A silent storm is gathering in the higher education sector, and it could leave thousands of dreams in ruins. HELB CEO Geoffrey Monari decried inadequate funding to cover university and colleges students. The Higher Education Loans Board (HELB) has confirmed that it lacks sufficient funds to offer new student loans this academic year, spelling disaster for many learners who depend on government support to pursue university and college education. In the last financial year, HELB required KSh 48 billion to meet its obligations, but the National Treasury only disbursed KSh26 billion.

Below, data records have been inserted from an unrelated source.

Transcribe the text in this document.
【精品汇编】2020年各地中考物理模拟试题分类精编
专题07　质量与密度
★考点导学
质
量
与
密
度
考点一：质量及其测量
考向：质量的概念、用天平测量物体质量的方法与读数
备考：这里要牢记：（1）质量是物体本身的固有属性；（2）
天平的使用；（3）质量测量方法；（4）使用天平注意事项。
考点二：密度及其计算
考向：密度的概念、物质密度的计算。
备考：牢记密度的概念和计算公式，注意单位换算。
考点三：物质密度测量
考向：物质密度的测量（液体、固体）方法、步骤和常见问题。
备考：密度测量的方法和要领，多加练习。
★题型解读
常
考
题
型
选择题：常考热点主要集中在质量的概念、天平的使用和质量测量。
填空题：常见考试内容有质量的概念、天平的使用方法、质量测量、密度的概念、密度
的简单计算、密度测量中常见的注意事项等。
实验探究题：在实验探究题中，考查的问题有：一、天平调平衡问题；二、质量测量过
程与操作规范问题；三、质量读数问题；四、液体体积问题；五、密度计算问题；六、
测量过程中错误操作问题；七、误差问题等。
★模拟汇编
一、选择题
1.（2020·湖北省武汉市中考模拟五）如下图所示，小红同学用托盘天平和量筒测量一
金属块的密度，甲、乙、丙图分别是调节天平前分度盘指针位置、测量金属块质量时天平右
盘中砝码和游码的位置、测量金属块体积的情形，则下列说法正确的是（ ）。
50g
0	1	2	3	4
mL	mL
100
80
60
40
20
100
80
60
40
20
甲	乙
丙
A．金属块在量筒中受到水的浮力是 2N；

This shortfall left over 100,000 students either partially funded or entirely unsupported. While some were lucky to receive full loans, others were only granted upkeep allowances, leaving tuition fees unpaid. HELB Chief Executive Officer Geoffrey Monari said the situation has worsened in the current academic cycle, particularly during the second semester. Will HELB disburse 2025 loans to students? To prevent unrest among students, HELB prioritised upkeep support. However, this decision has placed immense financial pressure on universities and Technical and Vocational Education and Training (TVET) institutions, which rely heavily on tuition fee remittances for operations. “That’s why you are seeing students are not making as much noise because they got their upkeep money, but they didn’t get the tuition money to their institutions. That is where the challenge is. So the person suffering is the institutions, the universities and colleges,” Monari stated. Many institutions are now struggling to stay afloat, with delayed payments threatening essential services and staff salaries.

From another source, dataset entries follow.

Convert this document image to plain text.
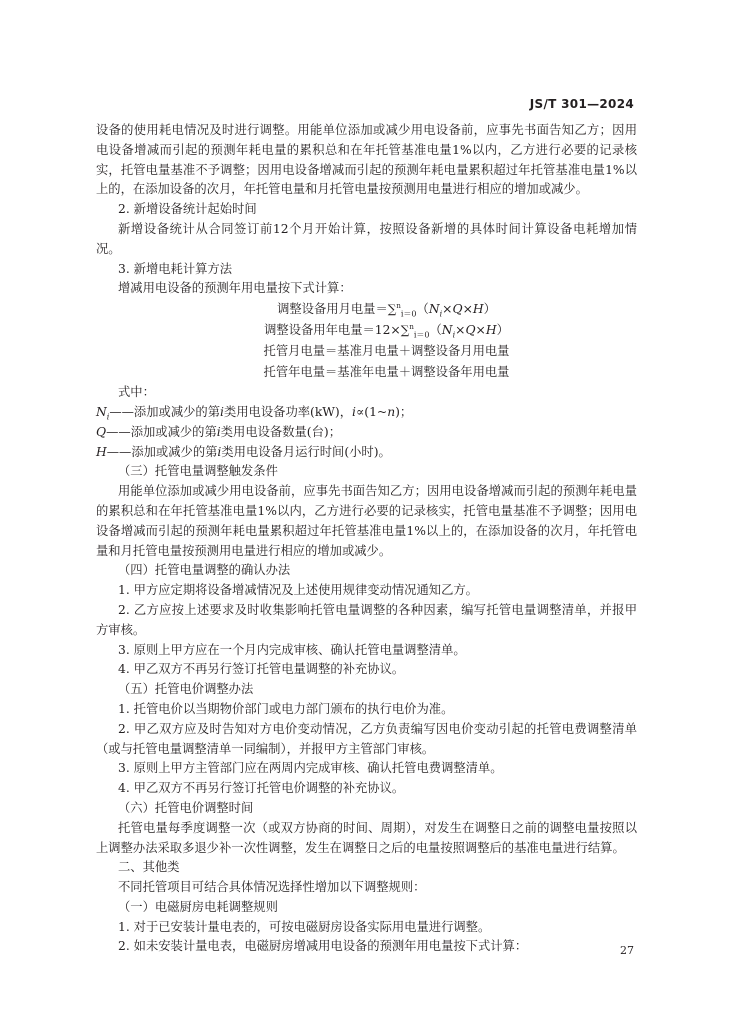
JS/T 301—2024

设备的使用耗电情况及时进行调整。用能单位添加或减少用电设备前，应事先书面告知乙方；因用电设备增减而引起的预测年耗电量的累积总和在年托管基准电量1%以内，乙方进行必要的记录核实，托管电量基准不予调整；因用电设备增减而引起的预测年耗电量累积超过年托管基准电量1%以上的，在添加设备的次月，年托管电量和月托管电量按预测用电量进行相应的增加或减少。

2. 新增设备统计起始时间

新增设备统计从合同签订前12个月开始计算，按照设备新增的具体时间计算设备电耗增加情况。

3. 新增电耗计算方法

增减用电设备的预测年用电量按下式计算：

调整设备用月电量$=\sum^n_{i=0}(N_i\times Q\times H)$

调整设备用年电量$=12\times\sum^n_{i=0}(N_i\times Q\times H)$

托管月电量＝基准月电量＋调整设备月用电量

托管年电量＝基准年电量＋调整设备年用电量

式中：

$N_i——$添加或减少的第i类用电设备功率(kW)，i∝(1~n)；

Q——添加或减少的第i类用电设备数量(台)；

H——添加或减少的第i类用电设备月运行时间(小时)。

（三）托管电量调整触发条件

用能单位添加或减少用电设备前，应事先书面告知乙方；因用电设备增减而引起的预测年耗电量的累积总和在年托管基准电量1%以内，乙方进行必要的记录核实，托管电量基准不予调整；因用电设备增减而引起的预测年耗电量累积超过年托管基准电量1%以上的，在添加设备的次月，年托管电量和月托管电量按预测用电量进行相应的增加或减少。

（四）托管电量调整的确认办法

1. 甲方应定期将设备增减情况及上述使用规律变动情况通知乙方。

2. 乙方应按上述要求及时收集影响托管电量调整的各种因素，编写托管电量调整清单，并报甲方审核。

3. 原则上甲方应在一个月内完成审核、确认托管电量调整清单。

4. 甲乙双方不再另行签订托管电量调整的补充协议。

（五）托管电价调整办法

1. 托管电价以当期物价部门或电力部门颁布的执行电价为准。

2. 甲乙双方应及时告知对方电价变动情况，乙方负责编写因电价变动引起的托管电费调整清单（或与托管电量调整清单一同编制），并报甲方主管部门审核。

3. 原则上甲方主管部门应在两周内完成审核、确认托管电费调整清单。

4. 甲乙双方不再另行签订托管电价调整的补充协议。

（六）托管电价调整时间

托管电量每季度调整一次（或双方协商的时间、周期），对发生在调整日之前的调整电量按照以上调整办法采取多退少补一次性调整，发生在调整日之后的电量按照调整后的基准电量进行结算。

二、其他类

不同托管项目可结合具体情况选择性增加以下调整规则：

（一）电磁厨房电耗调整规则

1. 对于已安装计量电表的，可按电磁厨房设备实际用电量进行调整。

2. 如未安装计量电表，电磁厨房增减用电设备的预测年用电量按下式计算：	27
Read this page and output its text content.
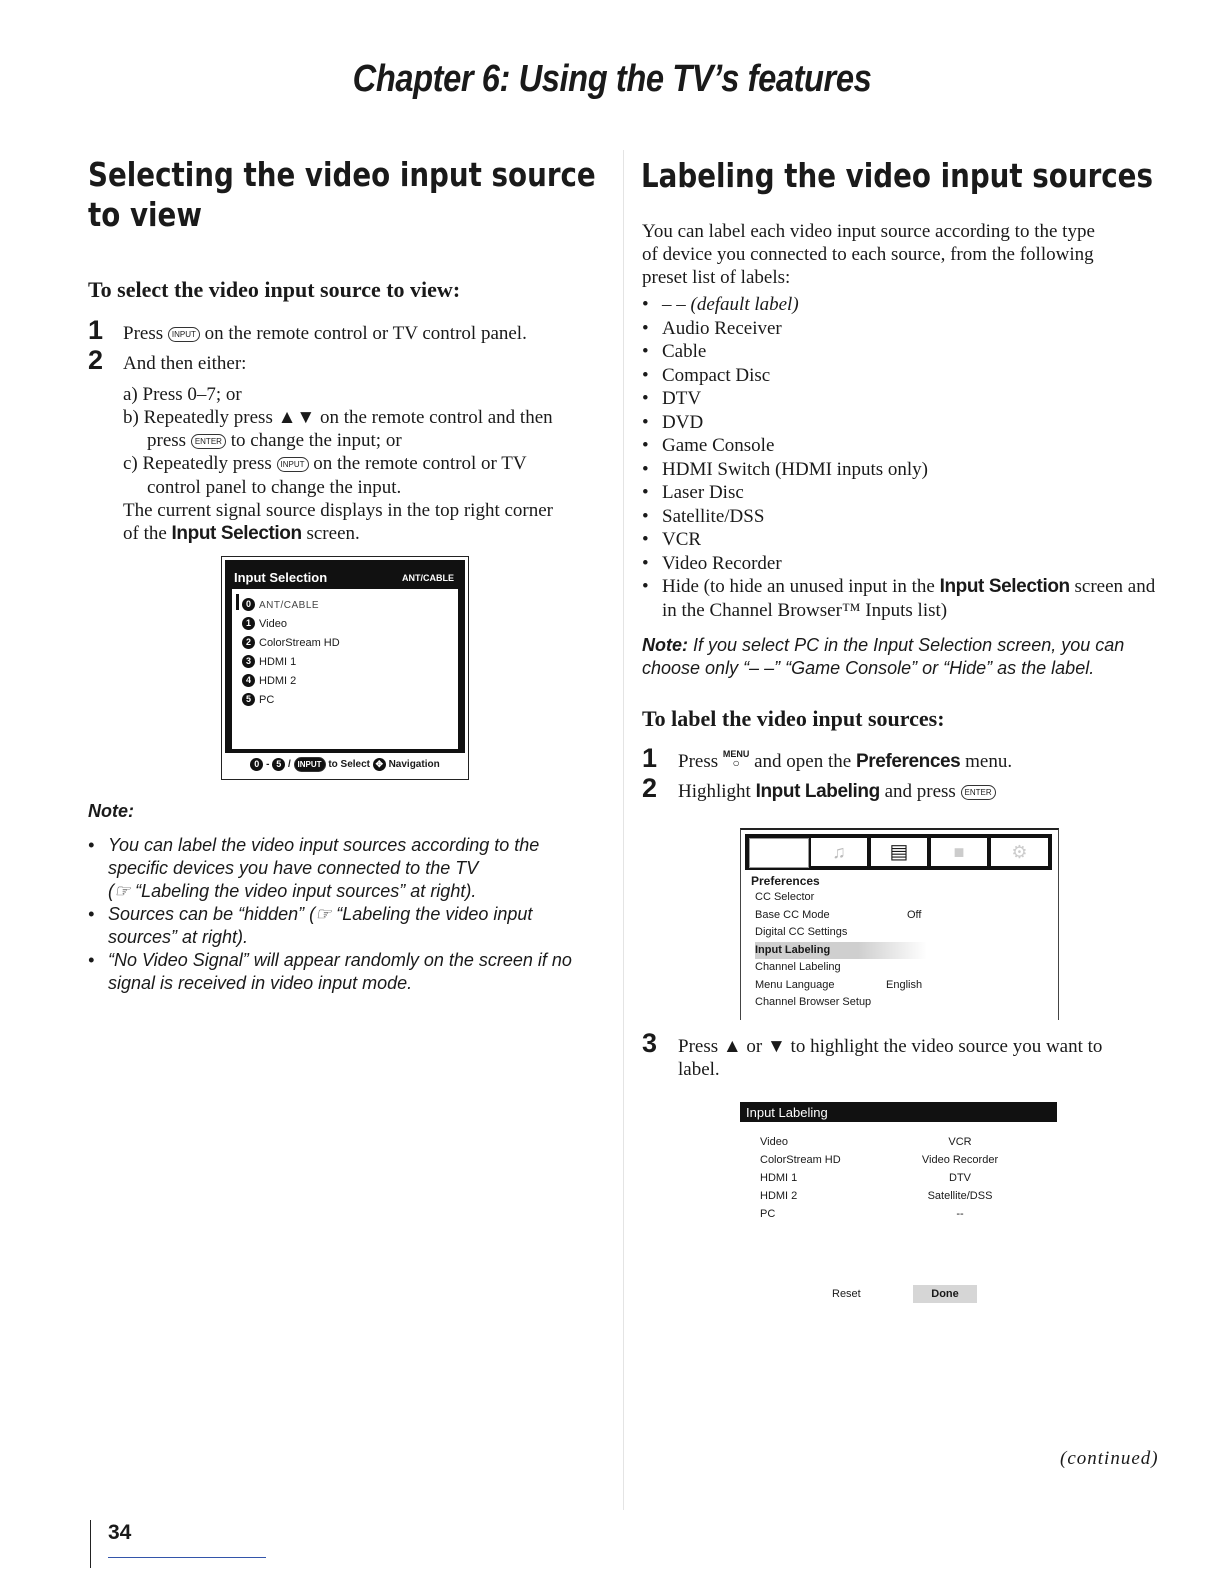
Chapter 6: Using the TV’s features
Selecting the video input source
to view
To select the video input source to view:
1 Press INPUT on the remote control or TV control panel.
2 And then either:
a) Press 0–7; or
b) Repeatedly press ▲▼ on the remote control and then
press ENTER to change the input; or
c) Repeatedly press INPUT on the remote control or TV
control panel to change the input.
The current signal source displays in the top right corner
of the Input Selection screen.
Input Selection	ANT/CABLE
0 ANT/CABLE
1 Video
2 ColorStream HD
3 HDMI 1
4 HDMI 2
5 PC
0 - 5 / INPUT to Select ✥ Navigation
Note:
• You can label the video input sources according to the
specific devices you have connected to the TV
(☞ “Labeling the video input sources” at right).
• Sources can be “hidden” (☞ “Labeling the video input
sources” at right).
• “No Video Signal” will appear randomly on the screen if no
signal is received in video input mode.
Labeling the video input sources
You can label each video input source according to the type
of device you connected to each source, from the following
preset list of labels:
• – – (default label)
• Audio Receiver
• Cable
• Compact Disc
• DTV
• DVD
• Game Console
• HDMI Switch (HDMI inputs only)
• Laser Disc
• Satellite/DSS
• VCR
• Video Recorder
• Hide (to hide an unused input in the Input Selection screen and
in the Channel Browser™ Inputs list)
Note: If you select PC in the Input Selection screen, you can
choose only “– –” “Game Console” or “Hide” as the label.
To label the video input sources:
1 Press MENU
○ and open the Preferences menu.
2 Highlight Input Labeling and press ENTER
♫	▤	■	⚙
Preferences
CC Selector
Base CC Mode	Off
Digital CC Settings
Input Labeling
Channel Labeling
Menu Language	English
Channel Browser Setup
3 Press ▲ or ▼ to highlight the video source you want to
label.
Input Labeling
Video	VCR
ColorStream HD	Video Recorder
HDMI 1	DTV
HDMI 2	Satellite/DSS
PC	--
Reset	Done
(continued)
34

At the same time, the loans board is grappling with widespread loan default. Despite securing employment and even acquiring luxury assets, many past beneficiaries have failed to repay their loans. HELB wants access to beneficiaries’ KRA, NTSA data To address this, HELB is now seeking access to databases from the Kenya Revenue Authority (KRA) and the National Transport and Safety Authority (NTSA) to trace defaulters more effectively. “We propose to enact legislation to grant HELB statutory access to third party data from relevant institutions such as KRA and NTSA. This will enhance targeting of financial aid and tracing and enforcement mechanisms,” Monari said, adding that recovery efforts will now be intensified. To address the persistent underfunding, HELB also proposed sweeping reforms aimed at establishing a sustainable funding model. Among the key proposals is a 3% education levy drawn from Value Added Tax (VAT) collections, modelled after Ghana’s 2.5% VAT allocation for education.
According to Monari, this would provide a steady and predictable source of funding to support higher education in the long term. In addition, the board has floated the idea of a voluntary savings scheme for parents. This would be managed by HELB and would function like an investment fund, allowing parents to save towards their children’s education, earn dividends, and even access credit facilities when needed. HELB warned that unless urgent financial measures are implemented, the upcoming September intake could see thousands of qualified students locked out of higher education. The loans board appealed to Parliament and the Treasury to act quickly to save the sector and prevent what could become a generational education setback.